Rent-A-Toy Services Are Great, But They Don’t Teach Kids How To ‘Share’

rent-a-toy-servicesThe idea of renting a few toys a month and returning them for new ones is great. I’m always shocked at how expensive toys are, and how often my child becomes bored with them almost immediately. I just don’t think one of the fundamental benefits of these rent-a-toy companies is that it teaches children to share – as some are claiming. Sending a toy back to anxiously await a new one isn’t “sharing.” It’s giving something for the express purpose of getting something back.

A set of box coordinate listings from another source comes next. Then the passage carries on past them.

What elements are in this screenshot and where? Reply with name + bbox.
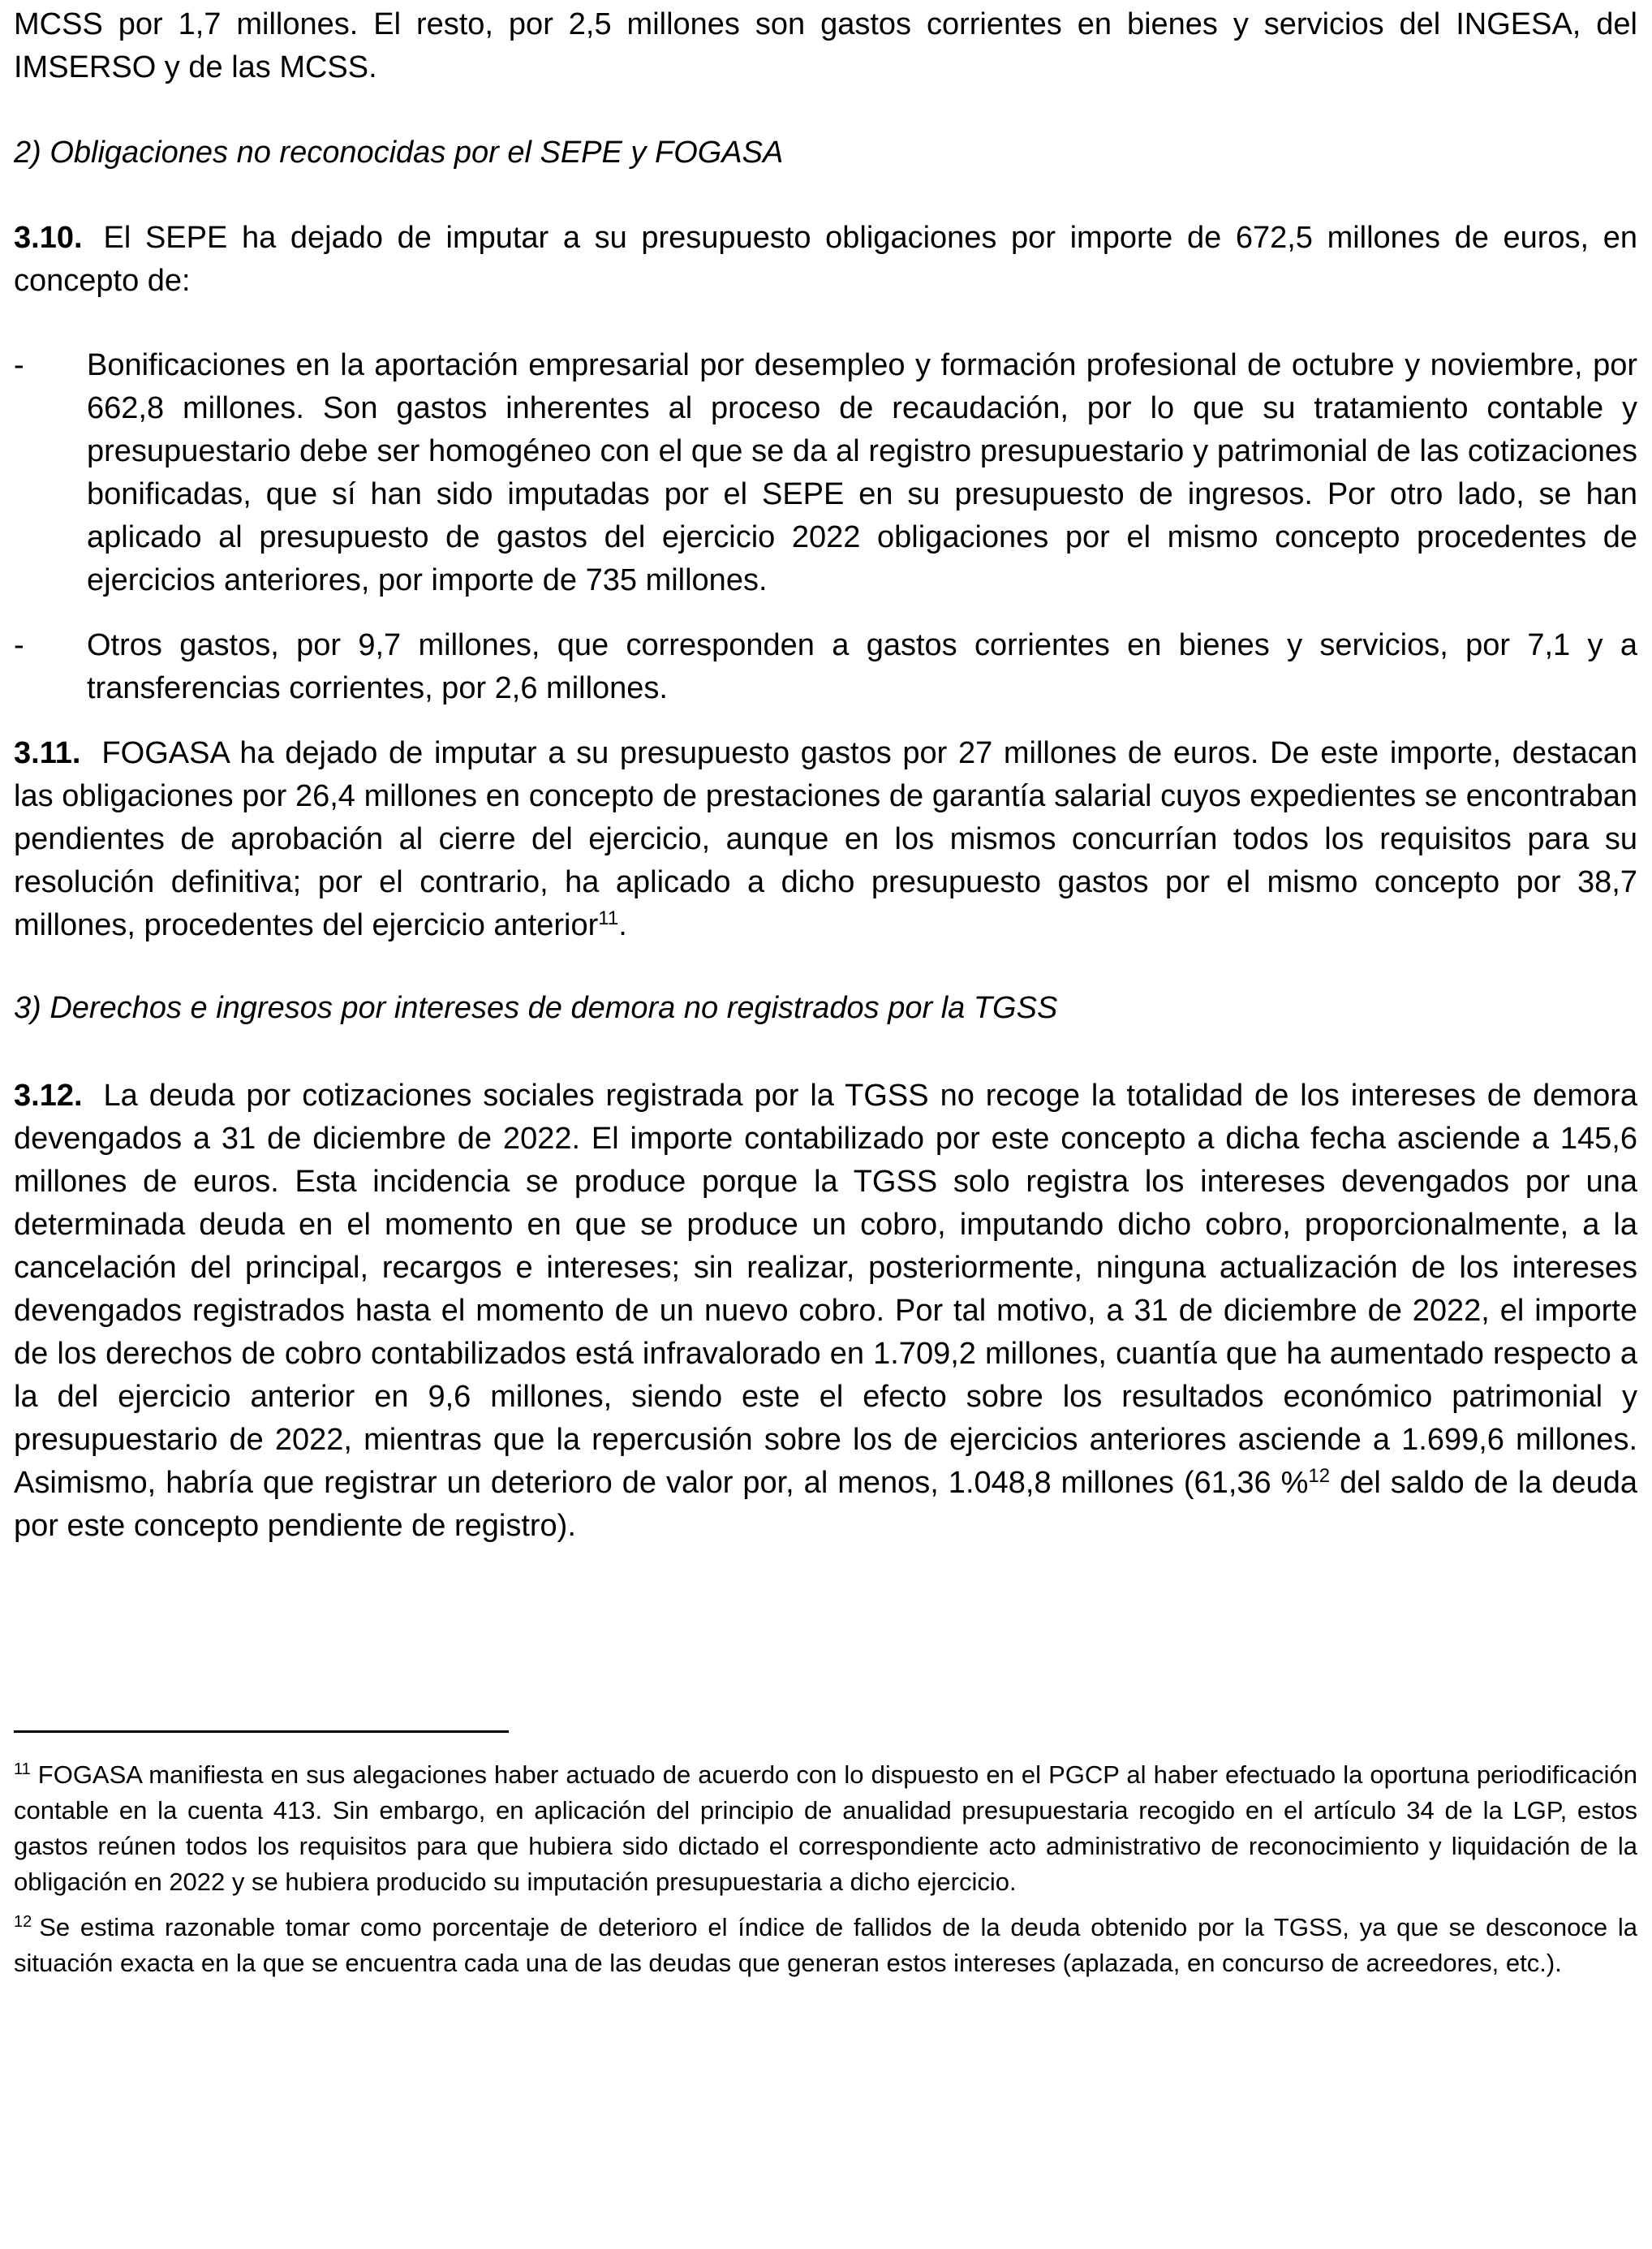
list-item-2-text: Otros gastos, por 9,7 millones, que corresponden a gastos corrientes en bienes y servicios, por 7,1 y a transferencias corrientes, por 2,6 millones. — [87, 628, 1637, 705]
footnote-12 — [14, 1910, 1637, 1981]
paragraph-text-3-11-end: . — [618, 908, 627, 942]
footnote-11-text: FOGASA manifiesta en sus alegaciones haber actuado de acuerdo con lo dispuesto en el PGCP al haber efectuado la oportuna periodificación contable en la cuenta 413. Sin embargo, en aplicación del principio de anualidad presupuestaria recogido en el artículo 34 de la LGP, estos gastos reúnen todos los requisitos para que hubiera sido dictado el correspondiente acto administrativo de reconocimiento y liquidación de la obligación en 2022 y se hubiera producido su imputación presupuestaria a dicho ejercicio. — [14, 1760, 1637, 1896]
section-heading-3: 3) Derechos e ingresos por intereses de demora no registrados por la TGSS — [14, 991, 1058, 1025]
footnote-separator — [14, 1730, 509, 1733]
section-heading-2: 2) Obligaciones no reconocidas por el SEPE y FOGASA — [14, 136, 784, 170]
paragraph-intro: MCSS por 1,7 millones. El resto, por 2,5 millones son gastos corrientes en bienes y servicios del INGESA, del IMSERSO y de las MCSS. — [14, 7, 1637, 84]
paragraph-text-3-10: El SEPE ha dejado de imputar a su presupuesto obligaciones por importe de 672,5 millones de euros, en concepto de: — [14, 221, 1637, 298]
paragraph-3-11 — [14, 732, 1637, 947]
footnote-ref-11: 11 — [598, 907, 619, 929]
footnote-marker-12: 12 — [14, 1913, 32, 1931]
paragraph-number-3-12: 3.12. — [14, 1079, 83, 1113]
list-item-1 — [14, 344, 1637, 602]
dash-marker: - — [14, 348, 24, 382]
paragraph-3-10 — [14, 217, 1637, 303]
paragraph-number-3-10: 3.10. — [14, 221, 83, 255]
paragraph-text-3-11: FOGASA ha dejado de imputar a su presupuesto gastos por 27 millones de euros. De este importe, destacan las obligaciones por 26,4 millones en concepto de prestaciones de garantía salarial cuyos expedientes se encontraban pendientes de aprobación al cierre del ejercicio, aunque en los mismos concurrían todos los requisitos para su resolución definitiva; por el contrario, ha aplicado a dicho presupuesto gastos por el mismo concepto por 38,7 millones, procedentes del ejercicio anterior — [14, 736, 1637, 942]
paragraph-number-3-11: 3.11. — [14, 736, 81, 770]
dash-marker: - — [14, 628, 24, 662]
paragraph-text-3-12: La deuda por cotizaciones sociales registrada por la TGSS no recoge la totalidad de los intereses de demora devengados a 31 de diciembre de 2022. El importe contabilizado por este concepto a dicha fecha asciende a 145,6 millones de euros. Esta incidencia se produce porque la TGSS solo registra los intereses devengados por una determinada deuda en el momento en que se produce un cobro, imputando dicho cobro, proporcionalmente, a la cancelación del principal, recargos e intereses; sin realizar, posteriormente, ninguna actualización de los intereses devengados registrados hasta el momento de un nuevo cobro. Por tal motivo, a 31 de diciembre de 2022, el importe de los derechos de cobro contabilizados está infravalorado en 1.709,2 millones, cuantía que ha aumentado respecto a la del ejercicio anterior en 9,6 millones, siendo este el efecto sobre los resultados económico patrimonial y presupuestario de 2022, mientras que la repercusión sobre los de ejercicios anteriores asciende a 1.699,6 millones. Asimismo, habría que registrar un deterioro de valor por, al menos, 1.048,8 millones (61,36 % — [14, 1079, 1637, 1500]
list-item-1-text: Bonificaciones en la aportación empresarial por desempleo y formación profesional de octubre y noviembre, por 662,8 millones. Son gastos inherentes al proceso de recaudación, por lo que su tratamiento contable y presupuestario debe ser homogéneo con el que se da al registro presupuestario y patrimonial de las cotizaciones bonificadas, que sí han sido imputadas por el SEPE en su presupuesto de ingresos. Por otro lado, se han aplicado al presupuesto de gastos del ejercicio 2022 obligaciones por el mismo concepto procedentes de ejercicios anteriores, por importe de 735 millones. — [87, 348, 1637, 597]
paragraph-3-12 — [14, 1075, 1637, 1548]
list-item-2 — [14, 624, 1637, 710]
footnote-12-text: Se estima razonable tomar como porcentaje de deterioro el índice de fallidos de la deuda obtenido por la TGSS, ya que se desconoce la situación exacta en la que se encuentra cada una de las deudas que generan estos intereses (aplazada, en concurso de acreedores, etc.). — [14, 1913, 1637, 1977]
footnote-ref-12: 12 — [1308, 1465, 1331, 1487]
footnote-marker-11: 11 — [14, 1760, 31, 1778]
footnote-11 — [14, 1757, 1637, 1900]
paragraph-text-3-12-end: del saldo de la deuda por este concepto pendiente de registro). — [14, 1466, 1637, 1543]
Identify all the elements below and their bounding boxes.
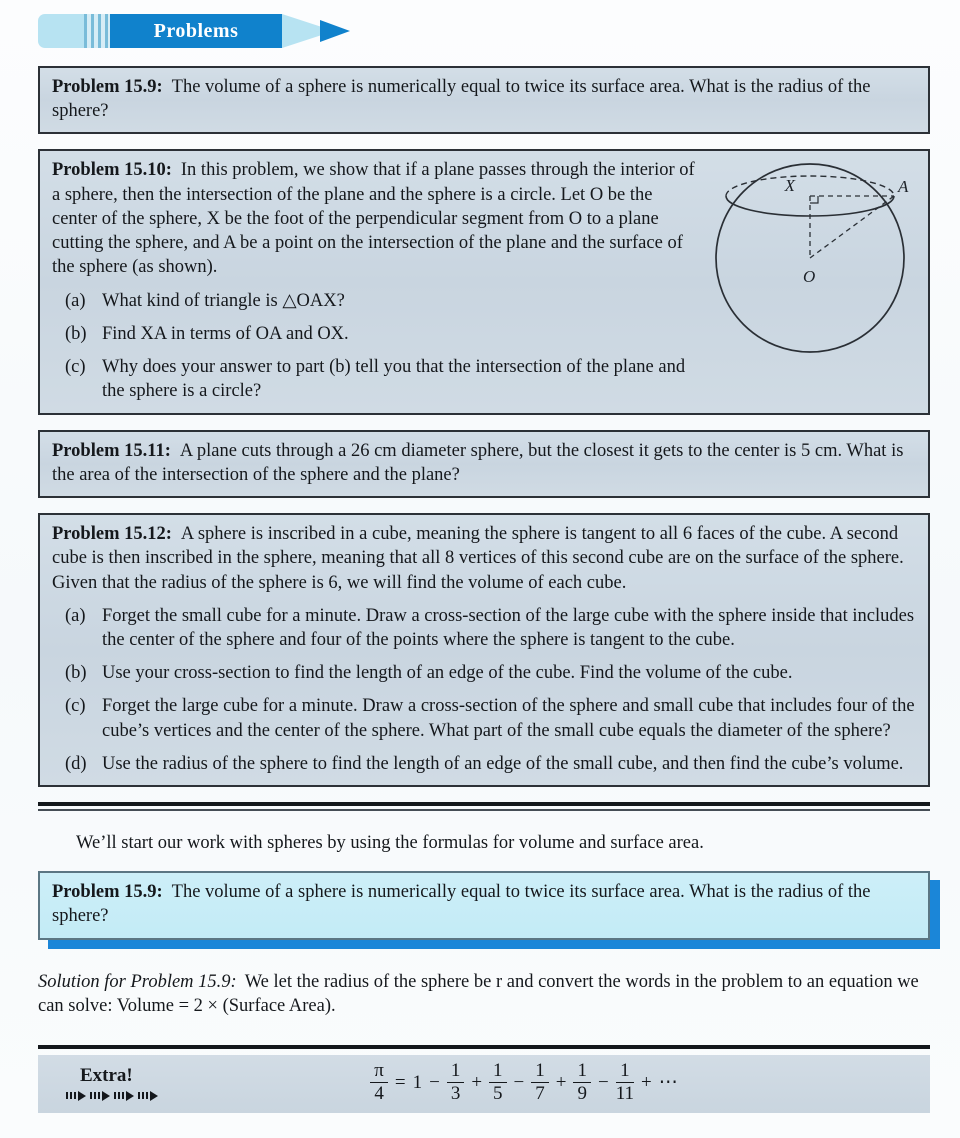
leibniz-pi-formula (176, 1061, 872, 1104)
fraction-denominator: 5 (493, 1083, 503, 1105)
part-label: (a) (65, 290, 86, 311)
diagram-label-X: X (784, 176, 795, 196)
part-text: Find XA in terms of OA and OX. (102, 323, 349, 344)
pencil-eraser-icon (38, 14, 84, 48)
problem-part (52, 355, 695, 403)
diagram-label-O: O (803, 267, 816, 287)
fraction (370, 1061, 388, 1104)
fraction-numerator: 1 (531, 1061, 549, 1083)
problem-part (52, 322, 695, 346)
intro-paragraph: We’ll start our work with spheres by using the formulas for volume and surface area. (76, 833, 704, 854)
part-text: Why does your answer to part (b) tell you that the intersection of the plane and the sphere is a circle? (102, 357, 686, 402)
problem-text: The volume of a sphere is numerically equal to twice its surface area. What is the radius of the sphere? (52, 77, 871, 122)
part-text: Use the radius of the sphere to find the length of an edge of the small cube, and then find the cube’s volume. (102, 753, 904, 774)
extra-box (38, 1055, 930, 1113)
problem-box-15-11 (38, 430, 930, 498)
fraction (489, 1061, 507, 1104)
extra-top-rule (38, 1045, 930, 1049)
divider-thin-line (38, 809, 930, 811)
fraction-denominator: 3 (450, 1083, 461, 1105)
fraction-numerator: 1 (489, 1061, 507, 1083)
right-arrow-icon (90, 1091, 110, 1101)
intersection-circle-back (726, 176, 894, 196)
operator: + (471, 1071, 483, 1093)
problem-title: Problem 15.10: (52, 160, 172, 181)
problems-banner pencil-icon (38, 12, 358, 50)
pencil-tip-icon (320, 20, 350, 42)
operator: − (513, 1071, 525, 1093)
diagram-label-A: A (898, 177, 909, 197)
operator: − (429, 1071, 440, 1093)
problem-title: Problem 15.9: (52, 77, 163, 97)
problem-part (52, 752, 916, 776)
fraction-numerator: 1 (447, 1061, 465, 1083)
fraction (531, 1061, 549, 1104)
part-label: (c) (65, 357, 86, 378)
part-label: (c) (65, 696, 86, 717)
problem-box-15-9 (38, 66, 930, 134)
problem-box-15-12 (38, 513, 930, 787)
problem-box-15-10 (38, 149, 930, 414)
part-text: What kind of triangle is △OAX? (102, 290, 345, 311)
fraction-numerator: π (370, 1061, 388, 1083)
problem-text: A sphere is inscribed in a cube, meaning the sphere is tangent to all 6 faces of the cube. A second cube is then inscribed in the sphere, meaning that all 8 vertices of this second cube are on the surface of the sphere. Given that the radius of the sphere is 6, we will find the volume of each cube. (52, 524, 904, 593)
operator: + (640, 1071, 652, 1093)
part-label: (b) (65, 663, 87, 684)
problem-part (52, 289, 695, 313)
fraction-denominator: 4 (374, 1083, 384, 1105)
extra-label: Extra! (80, 1064, 133, 1086)
fraction-denominator: 11 (615, 1083, 634, 1105)
part-label: (a) (65, 605, 86, 626)
part-label: (b) (65, 323, 87, 344)
right-arrow-icon (138, 1091, 158, 1101)
part-text: Forget the small cube for a minute. Draw a cross-section of the large cube with the sphere inside that includes the center of the sphere and four of the points where the sphere is tangent to the cube. (102, 605, 915, 650)
solution-label: Solution for Problem 15.9: (38, 971, 237, 992)
right-angle-mark (810, 196, 818, 203)
part-label: (d) (65, 753, 87, 774)
solution-text: We let the radius of the sphere be r and convert the words in the problem to an equation we can solve: Volume = 2 × (Surface Area). (38, 971, 919, 1017)
problem-title: Problem 15.9: (52, 882, 163, 903)
equals-sign: = (394, 1071, 406, 1093)
problem-title: Problem 15.11: (52, 440, 171, 461)
ellipsis: ⋯ (658, 1072, 678, 1094)
fraction-denominator: 7 (535, 1083, 545, 1105)
sphere-cross-section-diagram (711, 158, 916, 356)
fraction-denominator: 9 (577, 1083, 587, 1105)
divider-thick-line (38, 802, 930, 806)
section-divider (38, 802, 930, 811)
right-arrow-icon (66, 1091, 86, 1101)
operator: − (597, 1071, 609, 1093)
segment-OA (810, 196, 894, 258)
problem-part (52, 604, 916, 652)
part-text: Forget the large cube for a minute. Draw a cross-section of the sphere and small cube that includes four of the cube’s vertices and the center of the sphere. What part of the small cube equals the diameter of the sphere? (102, 696, 915, 741)
problem-text: In this problem, we show that if a plane passes through the interior of a sphere, then the intersection of the plane and the sphere is a circle. Let O be the center of the sphere, X be the foot of the perpendicular segment from O to a plane cutting the sphere, and A be a point on the intersection of the plane and the surface of the sphere (as shown). (52, 160, 695, 278)
highlighted-problem-box-15-9 (38, 871, 930, 939)
problem-title: Problem 15.12: (52, 524, 172, 545)
right-arrow-icon (114, 1091, 134, 1101)
operator: + (555, 1071, 567, 1093)
pencil-ferrule-icon (84, 14, 110, 48)
fraction (447, 1061, 465, 1104)
first-term: 1 (412, 1071, 423, 1093)
problem-part (52, 661, 916, 685)
solution-paragraph (38, 970, 930, 1019)
problem-text: The volume of a sphere is numerically equal to twice its surface area. What is the radius of the sphere? (52, 882, 871, 927)
problem-part (52, 694, 916, 742)
banner-label: Problems (110, 14, 282, 48)
part-text: Use your cross-section to find the length of an edge of the cube. Find the volume of the cube. (102, 663, 793, 684)
fraction (573, 1061, 591, 1104)
problem-text: A plane cuts through a 26 cm diameter sphere, but the closest it gets to the center is 5 cm. What is the area of the intersection of the sphere and the plane? (52, 440, 904, 485)
fraction-numerator: 1 (616, 1061, 634, 1083)
fraction-numerator: 1 (573, 1061, 591, 1083)
fraction (616, 1061, 634, 1104)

Companies like Sparkbox are appealing to the parental desire to teach children how to share. They believe the act of sending the toy back to wait for another to come in the mail teaches the fundamental idea of sharing. From the Sparkbox website:

The sharing aspect of SPARKBOX is a subtly critical piece of child development. Since toys are returned at the end of each month, children are taught the importance of sharing, and we believe that SPARKBOX can be a tool to improve the order of a child’s play and to reduce their in-home toy collection; improving focus and imagination!

 

Hmm, nope. Children are taught that if they let go of a toy, a newer, better one is on its way. And there’s nothing wrong with that. The service is great. It’s fantastic for NYC apartments, for one. It’s almost impossible for your small city apartment to not turn into a toy store when you have children. The service is also great because toys are so damn expensive now. My toddler like those Imaginext superhero sets. Those things can run you as much as 40 or 50 dollars each. And then there’s inevitably the favorites and the ones that get totally ignored. A toy-sharing service is worth it for addressing this major flaw in toy-buying, alone. It just gets a little annoying when a company starts insisting its going to somehow shape your child into a better human by teaching him to share. Sorry Sparkbox… try again.

Pley is another service that is simply upfront with what it offers – toys. A bunch of different ones. And they have a link to a free trial. Cool.

I’m totally into trying something new that may end up saving me money and making our house less of a toy catastrophe. I just don’t need to be baited into thinking it’s performing a developmental service for my child that it’s not.